Children, parents and teachers are adjusting to “new normal” education

Many children over the world go back to school for the first time in months.

Optimistic and excited after month of being forced to stay at home, they greeted with joy their friends that they had not seen for so long; they excitedly began to tell teachers about their adventures during lockdown or summer holiday and they showed their eagerness to make up for missed classes earlier due to the pandemic.

UN states that it’s urgent to get kids back to schools after months of lockdown. Governments are nevertheless taking different strategies toward the new school year, depending on the number of infections, the state of their health care systems and political considerations.

Let’s take a look at what “going (or not going…) back to school” looks like in different countries.


Schools will remain shut for the moment in India, Cambodia, Bangladesh and Nepal and partially in Japan and Sri Lanka. In Thailand and Malaysia they reopened in July and August. Indonesian schools reopened in July with half-capacity classes and limited hours. Most of Chinese students had already returned to class from August. In Philippines schools are rescheduled to open in October, but only remote-learning classes will be allowed.


France is sending all its pupils back to classrooms from September. French government wants to overpass inequalities for children worsened by the lockdown and also get more parents back to work. All teachers, middle school and high school students will have to wear masks all day.

German children are already back to school. In spite of some outbreaks due to summer vacations, Germany is determined not to close schools again, so they’re sending individuals or classes into quarantine instead. Mask and other rules vary state-to-state. The government says keeping schools open extremely more important.

Most of the U.K.’s children got already back to school. British Prime Minister called reopening schools a “moral duty”, and his government even threatened to fine parents who keep their kids at home.

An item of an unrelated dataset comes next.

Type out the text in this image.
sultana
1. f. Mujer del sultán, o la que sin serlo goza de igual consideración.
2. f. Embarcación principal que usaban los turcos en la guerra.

Masks aren’t generally required.

Spain reopened schools in the beginning of September, in spite of an outbreak of new infections and of increasing anxiety from parents.

Concerning the Nordic countries, almost all schools reopened and there is a general consensus that there is more harm for kids staying home than the risk of sending them to school. Parents say it’s more dangerous to go to shopping malls, gyms or the movies with lots of others, than to join classrooms.


In the United State the decision of reopening schools is largely the responsibility of states and local school districts, so school reopening may vary from one region to another… Most of the largest urban districts are starting the year remotely after a summer surge in virus cases. But other districts decided to get kids back to school at least part of the time.


While World Organization has urged that African countries should accelerate the reopening of schools, saying that children in Africa will suffer from not being able to go back to school, only very few countries succeeded in fully reopening school. It is a tough mission, as schools often lack running waters and proper toilets and classrooms are mainly extremely crowded. According to WHO, only a quarter of schools in Africa has basic hygiene services.

In South Africa, children have started to return to class from August, class by class. The South African government has also allowed parents who don’t want their children to return to school to apply for home schooling. Elsewhere in Africa, Kenya has closed its schools for the rest of 2020. In Uganda, the government is procuring radios for rural villages to help poor families with remote learning.